Enormous opportunity

Phil Garnham, malting barley specialist for Fengrain, said China could represent an enormous opportunity for the UK, although it was unlikely any loads would go before August or September 2017 because the market was tighter following poor harvests in several EU countries.

It was not yet clear what quality the Chinese would be seeking, but the UK was well-placed to take advantage of any trade as it, along with Denmark, was one of the few EU countries with good quality this season, he said.

Gleadell sales director Stuart Shand said industry representatives had worked hard for the UK to become an approved supplier to China.

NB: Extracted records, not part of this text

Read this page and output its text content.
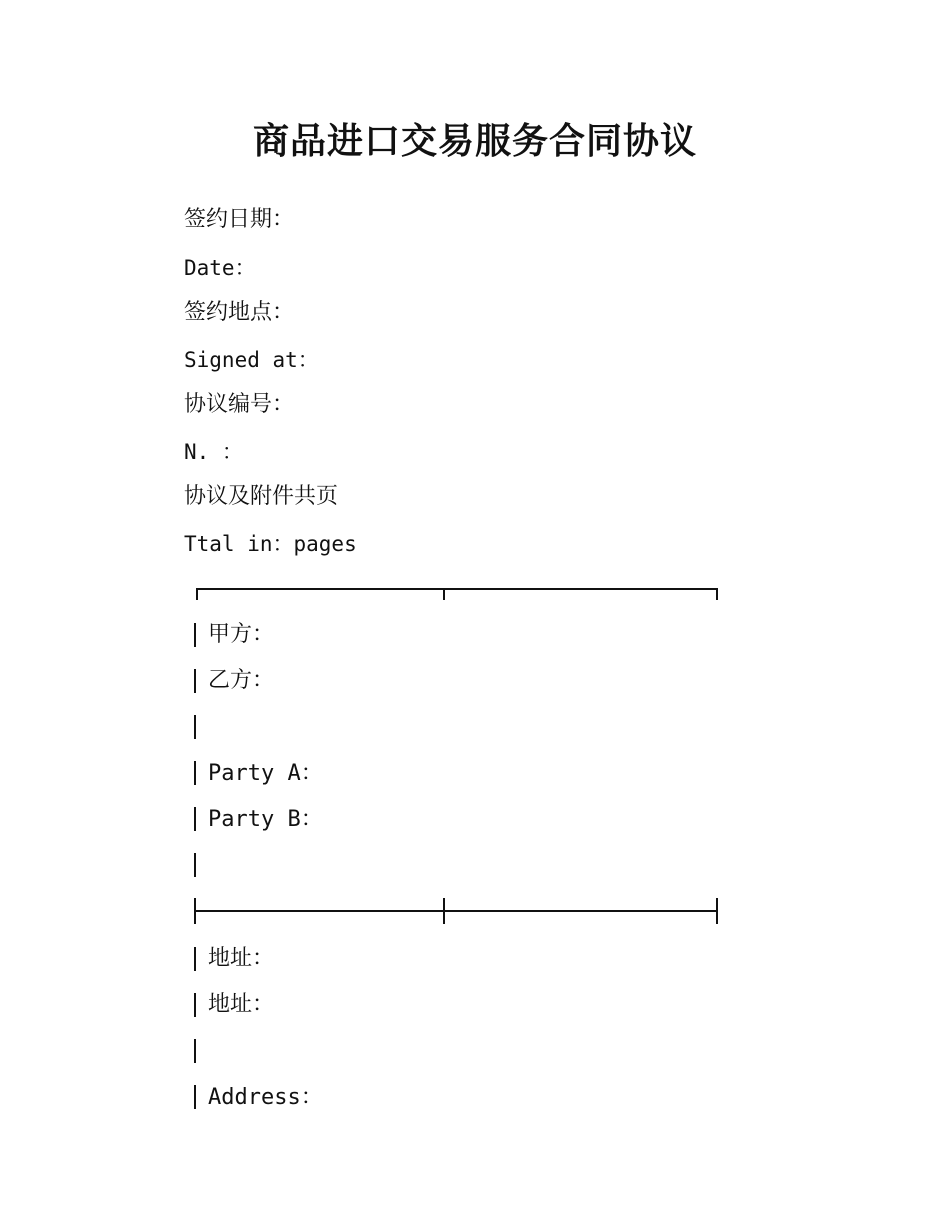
商品进口交易服务合同协议
签约日期：
Date：
签约地点：
Signed at：
协议编号：
N. ：
协议及附件共页
Ttal in：pages
甲方：
乙方：
Party A：
Party B：
地址：
地址：
Address：
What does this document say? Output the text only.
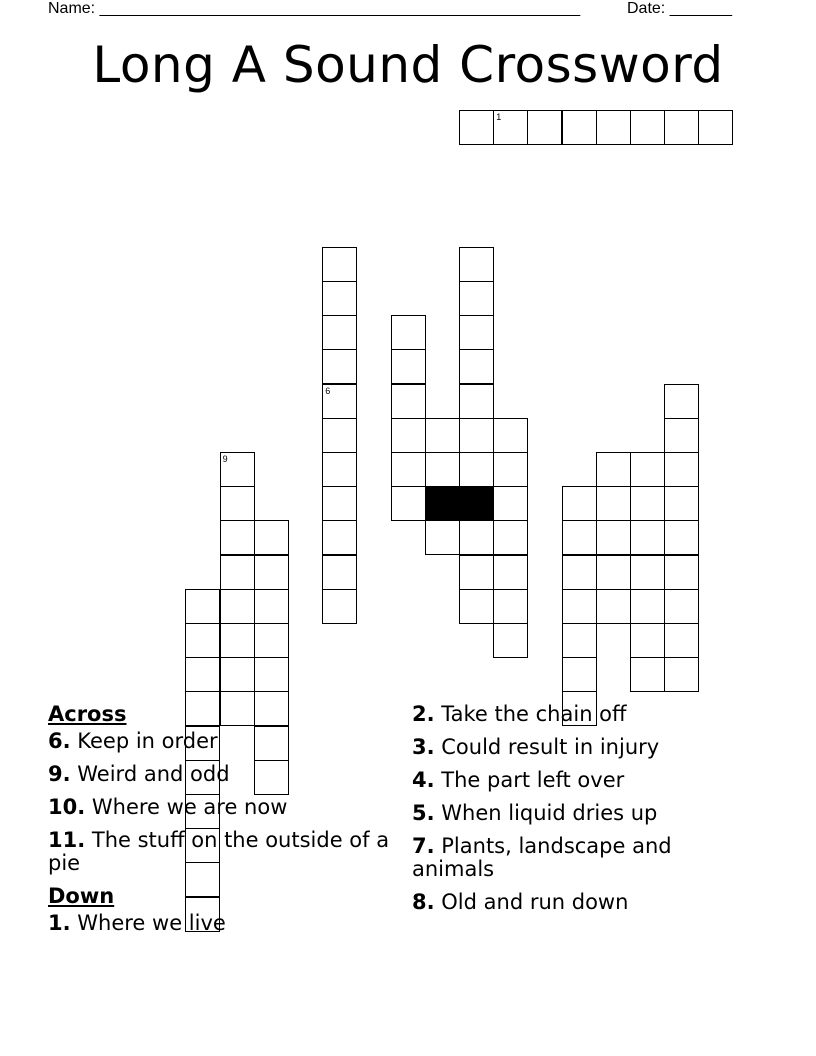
Name: ______________________________________________________	Date: _______
Long A Sound Crossword
1
6
9
Across
6. Keep in order
9. Weird and odd
10. Where we are now
11. The stuff on the outside of a pie
Down
1. Where we live
2. Take the chain off
3. Could result in injury
4. The part left over
5. When liquid dries up
7. Plants, landscape and animals
8. Old and run down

However, while the company had sold malting barley to China in the past and expected to again at a point in the future, it would probably not happen immediately.

Increased demand

“I don’t think it will be this year and possibly not next,” he said “This year there is less barley available in the EU because of a poor harvest in countries like France and Germany. This means there is increased demand for UK malting barley and it is more likely to go to traditional homes [within Europe] rather than China.”

The EU malting barley market is quiet at the moment with brewers and distillers not yet feeling the pressure to purchase fresh supplies. However, the tighter market for quality grain has meant prices had moved up.

Spring barley is currently making £140/t ex-farm for October onwards, which is a £35-£40/t premium over feed barley values.